Not sure what could be the reason for it but there is something you can do to prevent it unless you have a leak.

Run free and see if you have swap enabled, if not - run following to set up an 8gb swap in the /var/swapfile (substitute 8m with another number to change the number of gb, use sudo to run these):

dd if=/dev/zero of=/var/swapfile bs=1024 count=8M
mkswap /var/swapfile
swapon /var/swapfile

for this to be activated after reboot, add this line to /etc/fstab: /var/swapfile swap swap sw 0 0

If the cause of the crush is indeed the memory problem, swap will eliminate it unless you have something in the app that overflows all available memory. And if it’s not - swap wouldn’t hurt so it should be safe to try.

Nils · February 20, 2017, 9:57pm

Wow a memory issue? I never thought about that, since digitalocean reported a max memory usage of 66%…

I did not use swap during the crashes. I added it later, since it was needed to compile the server on this small DO instance (only 512mb). I guess the graphs might be incorrect, since they do not show the spike during compilation on Feb 14.
At the moment I am using a swap of 1gb.

So the next step would be to build the release again in the docker container and deploy it.
Thanks a lot for this analysis, I will report how the release from the docker container works.

I have also attached the full kern.log from the crash: Dropbox - File Deleted - Simplify your life

Killed process 18588 (erl_child_setup) total-vm:4368kB, anon-rss:76kB, file-rss:568kB

This process only used 4mb, but the beam process tried to use 2gb:

Killed process 18491 (beam) total-vm:2228888kB, anon-rss:55.580kB, file-rss:5112kB

Really strange, if I sum up the total_vm column I only get 113191kb → 113mb.
I will take a deeper look at the logs tomorrow. Thank you so much so far!

yurko · February 21, 2017, 1:03pm

So you didn’t have a crush after adding 1gb swap?

Before going in production I’d disable it without changing anything else and see if the system crushes (wait till it crushes). This way you’d know for sure it’s a memory issue and could probably adjust the app to minimize it.

As for the logs, “total-vm:2228888kB” looks like too much for a mini droplet

Nils · February 21, 2017, 5:56pm

That’s correct.
I have disabled the swap now, so let’s wait and see what happens.
Also I have looked at all three erl_crash.dumps using the erlang crashdump viewer and in all three cases only about 50mb of memory was used.

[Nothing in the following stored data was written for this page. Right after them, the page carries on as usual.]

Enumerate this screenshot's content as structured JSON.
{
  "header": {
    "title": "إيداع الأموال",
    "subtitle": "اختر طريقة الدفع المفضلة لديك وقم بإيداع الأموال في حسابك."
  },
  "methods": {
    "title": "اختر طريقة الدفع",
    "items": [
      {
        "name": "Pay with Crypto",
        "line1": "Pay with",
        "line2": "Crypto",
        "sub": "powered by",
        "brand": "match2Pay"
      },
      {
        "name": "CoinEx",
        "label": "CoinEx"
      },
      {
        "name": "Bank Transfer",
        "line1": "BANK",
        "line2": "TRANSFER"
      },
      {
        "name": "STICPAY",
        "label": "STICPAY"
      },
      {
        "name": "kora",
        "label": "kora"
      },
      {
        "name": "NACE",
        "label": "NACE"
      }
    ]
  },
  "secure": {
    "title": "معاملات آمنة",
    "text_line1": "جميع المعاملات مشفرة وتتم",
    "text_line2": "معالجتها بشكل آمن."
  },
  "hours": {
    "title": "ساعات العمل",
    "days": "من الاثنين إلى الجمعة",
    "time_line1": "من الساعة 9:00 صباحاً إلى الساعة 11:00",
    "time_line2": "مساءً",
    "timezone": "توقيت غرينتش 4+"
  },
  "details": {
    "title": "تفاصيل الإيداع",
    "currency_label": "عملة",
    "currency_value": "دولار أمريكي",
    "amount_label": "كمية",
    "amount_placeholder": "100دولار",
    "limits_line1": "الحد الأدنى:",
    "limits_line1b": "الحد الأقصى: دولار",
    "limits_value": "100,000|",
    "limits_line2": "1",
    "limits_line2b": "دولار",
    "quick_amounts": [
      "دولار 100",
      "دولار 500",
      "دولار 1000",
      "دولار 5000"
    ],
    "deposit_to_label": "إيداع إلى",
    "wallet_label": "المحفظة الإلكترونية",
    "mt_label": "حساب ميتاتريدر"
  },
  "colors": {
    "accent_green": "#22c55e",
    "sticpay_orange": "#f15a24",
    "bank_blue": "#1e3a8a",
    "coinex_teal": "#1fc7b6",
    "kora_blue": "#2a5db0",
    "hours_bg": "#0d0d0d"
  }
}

But the oom message from the logfile states that the beam process (pid 18491) used 557222 (I guess thats in kb) so 500mb which would explain the memory problem on DO mini instance.
So I am wondering how there can be such a high difference. I don’t now much about unix memory management, from what I read it could mean that this is just the reserved memory not the actual used memory?